Lire aussi La certification de SpaceX intrigue le Pentagone Finalement, l'Europe ne lutte pas à armes égales avec les États-Unis ?Nous évoluons en Europe dans un écosystème qui a malgré tout permis à la filière Ariane de faire la course en tête pendant des années ! L'arrivée sur le marché des lanceurs américains nous oblige à nous demander comment s'organiser en Europe pour renforcer la compétitivité du système. La gouvernance des lanceurs européens a connu une première évolution en 2014 avec une simplification des rôles et des responsabilités associées à Ariane 6 et à Vega C. Elle en connaîtra d'autres. C'est vrai que dans le système européen, il y a une pluralité d'acteurs : l'ESA, la Commission européenne, EUMETSAT, les États. Cette réalité ne changera pas, et nous devons construire dans ce cadre. D'autres questions se posent. Quelle organisation industrielle faut-il adopter ? Reste-t-on dans le cadre d'un retour géographique strict (chaque État qui finance le programme spatial bénéficie de retombées industrielles sur son territoire, NDLR), ce qui est incitatif pour mobiliser les financements publics mais peut entraîner des surcoûts et des duplications, ou peut-on en assouplir certaines règles, comme le propose d'ailleurs la Cour des comptes ?
La fusée Ariane 5 est produite dans douze pays différents, Ariane 6 le sera dans treize… Le fait d'avoir une carte industrielle complexe engendre inévitablement des surcoûts, même si certains États y sont très attachés pour les raisons que l'on comprend. On avait émis l'idée, au moment de la décision d'Ariane 6, d'aménager progressivement ce retour géographique pour favoriser, sur la base de critères clairs et équitables, le choix des partenaires industriels prêts à faire davantage d'efforts. Si l'on veut faire franchir à Ariane 6 et aux futurs lanceurs européens une nouvelle étape de compétitivité, il faudra réexaminer la question. Il faut éviter d'en faire une sorte de querelle théologique pour choisir pragmatiquement, sous l'égide de l'ESA et dans un dialogue avec les États, le système le plus vertueux possible pour affronter une concurrence, beaucoup plus forte que par le passé. Ariane n'est pas un exemplaire unique comme un grand satellite scientifique, c'est un produit de série qui doit rechercher le meilleur coût.
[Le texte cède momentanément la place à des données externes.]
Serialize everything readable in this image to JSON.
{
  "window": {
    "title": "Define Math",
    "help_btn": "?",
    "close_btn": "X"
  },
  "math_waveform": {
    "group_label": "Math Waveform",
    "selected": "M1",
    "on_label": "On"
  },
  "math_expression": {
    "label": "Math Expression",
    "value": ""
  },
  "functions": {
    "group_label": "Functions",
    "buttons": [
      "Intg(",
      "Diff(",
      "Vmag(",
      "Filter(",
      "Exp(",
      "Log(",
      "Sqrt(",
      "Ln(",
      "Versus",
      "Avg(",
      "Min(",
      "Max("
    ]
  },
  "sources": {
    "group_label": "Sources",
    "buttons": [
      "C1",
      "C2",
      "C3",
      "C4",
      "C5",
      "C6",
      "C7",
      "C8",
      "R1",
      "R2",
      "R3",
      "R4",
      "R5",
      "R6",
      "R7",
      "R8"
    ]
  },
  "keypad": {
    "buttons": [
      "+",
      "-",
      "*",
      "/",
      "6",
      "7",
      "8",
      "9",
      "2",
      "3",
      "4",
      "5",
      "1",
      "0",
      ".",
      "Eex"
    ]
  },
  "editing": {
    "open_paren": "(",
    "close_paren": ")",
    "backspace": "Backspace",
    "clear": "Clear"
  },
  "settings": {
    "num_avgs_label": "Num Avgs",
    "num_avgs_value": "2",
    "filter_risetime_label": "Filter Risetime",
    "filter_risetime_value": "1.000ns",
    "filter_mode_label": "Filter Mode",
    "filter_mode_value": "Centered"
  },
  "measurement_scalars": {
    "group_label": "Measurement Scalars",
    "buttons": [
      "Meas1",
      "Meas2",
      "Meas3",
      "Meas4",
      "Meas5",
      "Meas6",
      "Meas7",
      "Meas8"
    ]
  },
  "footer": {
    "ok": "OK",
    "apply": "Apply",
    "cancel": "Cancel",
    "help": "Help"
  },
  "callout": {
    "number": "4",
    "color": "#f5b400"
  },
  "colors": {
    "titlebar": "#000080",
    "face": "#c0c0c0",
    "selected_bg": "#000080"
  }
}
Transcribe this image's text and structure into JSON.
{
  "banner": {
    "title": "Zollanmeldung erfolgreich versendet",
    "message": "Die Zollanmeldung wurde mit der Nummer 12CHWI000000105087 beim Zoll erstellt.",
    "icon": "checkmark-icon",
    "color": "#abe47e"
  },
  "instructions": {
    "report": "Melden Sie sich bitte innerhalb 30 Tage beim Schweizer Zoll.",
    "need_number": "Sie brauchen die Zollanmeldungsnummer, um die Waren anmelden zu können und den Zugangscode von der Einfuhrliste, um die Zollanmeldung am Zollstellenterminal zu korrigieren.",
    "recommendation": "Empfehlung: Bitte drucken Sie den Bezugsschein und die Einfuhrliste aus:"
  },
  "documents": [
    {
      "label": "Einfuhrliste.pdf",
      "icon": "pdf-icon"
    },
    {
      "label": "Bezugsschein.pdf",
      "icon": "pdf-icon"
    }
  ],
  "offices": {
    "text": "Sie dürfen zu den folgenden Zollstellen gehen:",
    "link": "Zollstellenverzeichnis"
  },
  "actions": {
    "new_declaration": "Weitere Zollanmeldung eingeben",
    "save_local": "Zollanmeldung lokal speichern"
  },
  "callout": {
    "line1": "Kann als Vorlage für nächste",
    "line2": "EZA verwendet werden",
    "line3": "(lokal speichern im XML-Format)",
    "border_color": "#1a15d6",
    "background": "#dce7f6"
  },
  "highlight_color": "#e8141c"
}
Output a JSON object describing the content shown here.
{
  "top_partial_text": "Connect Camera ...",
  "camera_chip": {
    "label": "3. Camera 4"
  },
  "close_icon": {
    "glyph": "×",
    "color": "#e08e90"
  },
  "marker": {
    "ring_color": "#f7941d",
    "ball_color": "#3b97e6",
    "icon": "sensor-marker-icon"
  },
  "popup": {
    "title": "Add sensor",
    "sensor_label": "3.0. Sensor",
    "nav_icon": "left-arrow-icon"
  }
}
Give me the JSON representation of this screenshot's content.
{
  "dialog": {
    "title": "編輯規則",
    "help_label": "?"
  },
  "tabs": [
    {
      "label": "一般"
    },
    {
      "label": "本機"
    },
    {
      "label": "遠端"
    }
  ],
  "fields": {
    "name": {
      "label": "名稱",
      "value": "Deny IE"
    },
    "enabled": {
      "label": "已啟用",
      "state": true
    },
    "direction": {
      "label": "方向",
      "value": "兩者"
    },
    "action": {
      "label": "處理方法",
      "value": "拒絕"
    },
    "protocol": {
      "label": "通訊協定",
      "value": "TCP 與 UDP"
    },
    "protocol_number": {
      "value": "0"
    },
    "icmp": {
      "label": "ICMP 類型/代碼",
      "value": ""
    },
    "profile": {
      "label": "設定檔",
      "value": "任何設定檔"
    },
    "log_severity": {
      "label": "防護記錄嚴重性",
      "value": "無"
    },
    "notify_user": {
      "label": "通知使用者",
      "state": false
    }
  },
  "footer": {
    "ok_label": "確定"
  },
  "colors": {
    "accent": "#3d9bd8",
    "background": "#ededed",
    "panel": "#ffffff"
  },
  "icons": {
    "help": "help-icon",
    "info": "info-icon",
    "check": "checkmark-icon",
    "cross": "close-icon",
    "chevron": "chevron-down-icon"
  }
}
Combien de missions publiques ont déjà été signées pour le lanceur Ariane 6 ?Trois contrats ont été signés. Deux pour Galileo, système européen de positionnement par satellite, par la Commission européenne et l'ESA, et un pour le ministère de la Défense français. Nous avons identifié d'ici à 2023 sept missions institutionnelles, deux autres missions Galileo, une mission scientifique de l'ESA et une mission pour des satellites d'observation allemands. On doit faire en sorte que ces différentes missions soient rapidement contractualisées. Je suis confiant, tout cela progresse, avec le soutien de nos agences spatiales, de la Commission européenne et des gouvernements.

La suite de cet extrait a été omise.